NEW ROLLER COASTER

Cedar Point inches closer to Steel Vengeance debut

3/23/2018
BY JIMMY MILLER
BLADE STAFF WRITER
  • SteelVengence-02-jpg

    Renderings show how the completed Steel Vengeance will look like for the 2018 Cedar Point season. Construction progress is continuing on Steel Vengeance. Cedar Point will debut the world's first tallest and fastest hyper-hybrid roller coaster during Steel Vengeance World Premiere Weekend on Saturday, May 5 and Sunday, May 6.

    CEDAR POINT

  • SANDUSKY — Cedar Point is just weeks away from debuting its newest metal behemoth, Steel Vengeance.

    The park just conducted the new coaster’s first test run late last week, and now they’re doing some of the finishing work like landscaping and adding fencing around the ride. Programmers are  working on the coaster’s computer system to help tell operators where the train is at any given moment.

    Steel Vengeance’s time is quickly approaching, and the hype is building for its May 5 opening.

    “We have not been more excited to open a new ride here at Cedar Point,” said Cedar Point spokesman Tony Clark. “Based on the interest that we’ve received and the reaction from guests and the industry, we think that it’s going to be the biggest ride debut this summer. We all cannot wait to ride it.”
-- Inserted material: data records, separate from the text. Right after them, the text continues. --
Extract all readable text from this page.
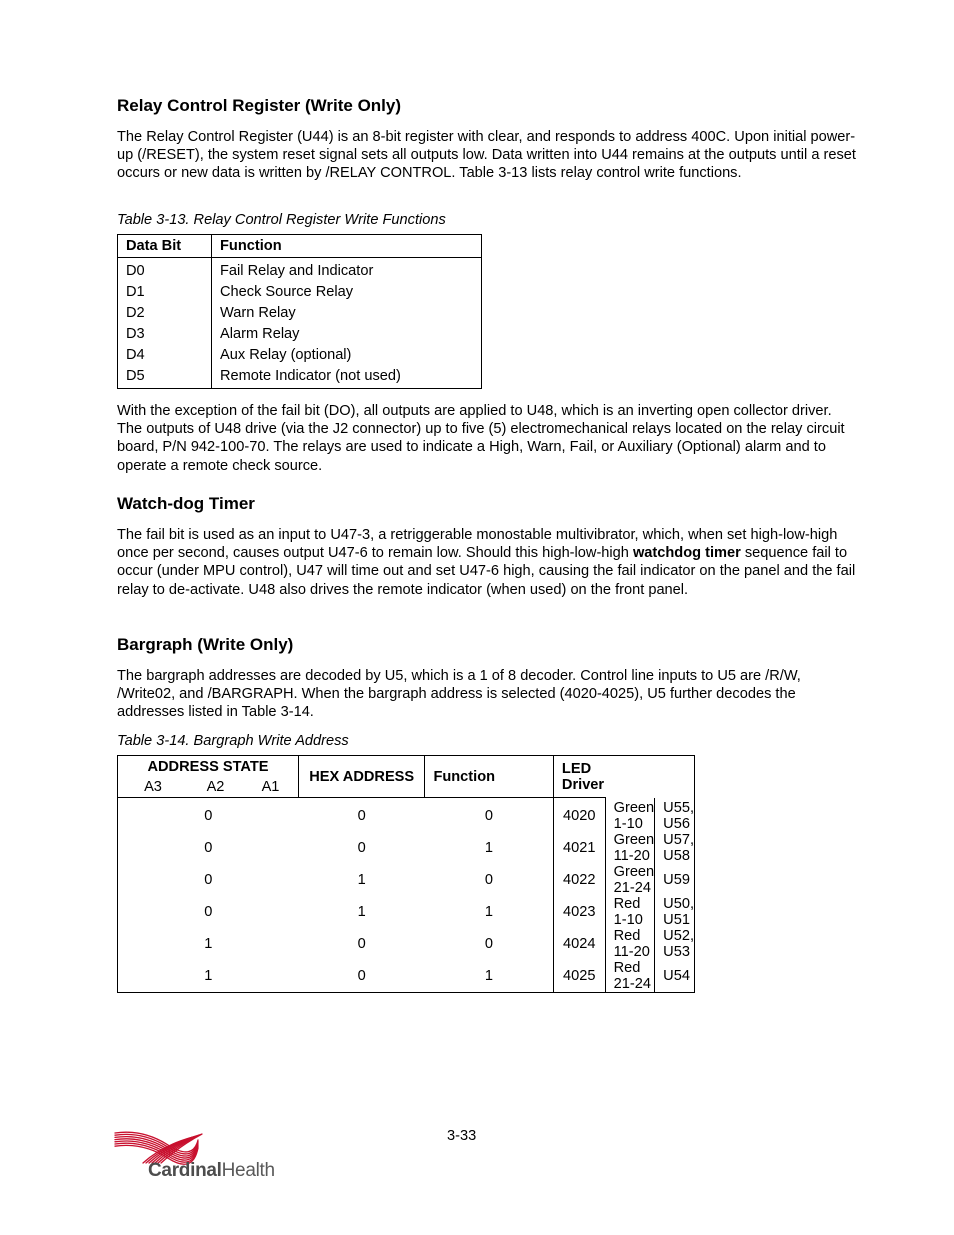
Relay Control Register (Write Only)

The Relay Control Register (U44) is an 8-bit register with clear, and responds to address 400C. Upon initial power-up (/RESET), the system reset signal sets all outputs low. Data written into U44 remains at the outputs until a reset occurs or new data is written by /RELAY CONTROL. Table 3-13 lists relay control write functions.

Table 3-13. Relay Control Register Write Functions
Data Bit	Function
D0	Fail Relay and Indicator
D1	Check Source Relay
D2	Warn Relay
D3	Alarm Relay
D4	Aux Relay (optional)
D5	Remote Indicator (not used)

With the exception of the fail bit (DO), all outputs are applied to U48, which is an inverting open collector driver. The outputs of U48 drive (via the J2 connector) up to five (5) electromechanical relays located on the relay circuit board, P/N 942-100-70. The relays are used to indicate a High, Warn, Fail, or Auxiliary (Optional) alarm and to operate a remote check source.

Watch-dog Timer

The fail bit is used as an input to U47-3, a retriggerable monostable multivibrator, which, when set high-low-high once per second, causes output U47-6 to remain low. Should this high-low-high watchdog timer sequence fail to occur (under MPU control), U47 will time out and set U47-6 high, causing the fail indicator on the panel and the fail relay to de-activate. U48 also drives the remote indicator (when used) on the front panel.

Bargraph (Write Only)

The bargraph addresses are decoded by U5, which is a 1 of 8 decoder. Control line inputs to U5 are /R/W, /Write02, and /BARGRAPH. When the bargraph address is selected (4020-4025), U5 further decodes the addresses listed in Table 3-14.

Table 3-14. Bargraph Write Address
ADDRESS STATE
A3 A2 A1	HEX ADDRESS	Function	LED Driver		
0	0	0	4020	Green 1-10	U55, U56
0	0	1	4021	Green 11-20	U57, U58
0	1	0	4022	Green 21-24	U59
0	1	1	4023	Red 1-10	U50, U51
1	0	0	4024	Red 11-20	U52, U53
1	0	1	4025	Red 21-24	U54
3-33
CardinalHealth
    WATCH: Take a POV ride on Cedar Point’s Steel Vengeance

    The coaster’s credentials are well-documented: It’ll be the coaster with the world’s most air time, plus the longest, tallest, and fastest hybrid roller coaster ever built. It’s built by Rocky Mountain Construction, the same company that’s erected a number of wooden-steel hybrid coasters across the country. 

    Since Cedar Point announced the ride last year, Steel Vengeance’s arrival has been highly anticipated. You can count Eric Stumpf as among those who are excited: He’s a writer for an amusement park blog called Coaster Critic, and he tries to make it out to three to five venues across the country each summer. Though he was planning on attending other parks he hasn’t previously attended, he knows Steel Vengeance may draw him back to Cedar Point.

    “I’m always out in search of the newest, tallest, fastest thrill machine out there,” Mr. Stumpf said. “I’ve had, really, a lifelong pursuit and passion for roller coasters.”

    Mr. Stumpf was granted early access to the park last year when Cedar Point announced Steel Vengeance, and he was on the first people to see the point of view design. What he saw that day on video instantly caught his attention, including the 90-degree drop, the two-and-a-half minute ride duration, and the potential for what experts call “ejector air” that feels like riders are being thrown out of their seats. 

    “I imagine when you’re on that, you will feel every degree,” Mr. Stumpf said. “That’s certainly going to be quite the rush. [Steel Vengeance] is going to make quite the statement.”

    WATCH: Here’s what Steel Vengeance will look like

    Mr. Clark is careful to distance Steel Vengeance from the coaster it’s replacing, Mean Streak. After years of complaints, Cedar Point spent the last few years tweaking Mean Streak to make up for its rickety nature. But the adjustments, according to Mr. Stumpf, simply made the ride lame. The park needed to start from scratch.

    The structure from Mean Streak remains, but the track is now steel, making it a hybrid. As a result, thrill-seekers will get the look of a wooden coaster with the slick feel of a steel behemoth. 

    “People were calling [Mean Streak] a snoozefest,” Mr. Stumpf said. “It just didn’t have that speed and that vigor that it used to have, and it really didn’t live up to its namesake. I think there were enough people like me with those complaints, and those folks said, ‘You know what, we’re not going to tear it down completely, but we are going to make it better.’ ”

    WATCH: Crews finish the top of Steel Vengeance from 200 feet up

    Don’t be deceived by the ride’s wooden frame: Mr. Clark said Steel Vengeance will ride with the same smoothness — and intensity — as the park’s latest roller coasters that grace Cedar Point’s skyline. 

    “It’s just an impressive structure,” Mr. Clark said. “It does conjure up that nostalgia of an old, wooden roller coaster, but when guests ride it, they’re going to quickly realize that it’s nothing like a wooden coaster at all. It’s going to be exciting, fun, thrilling, and it’s going to combine all the elements that a coaster fan is going to want.”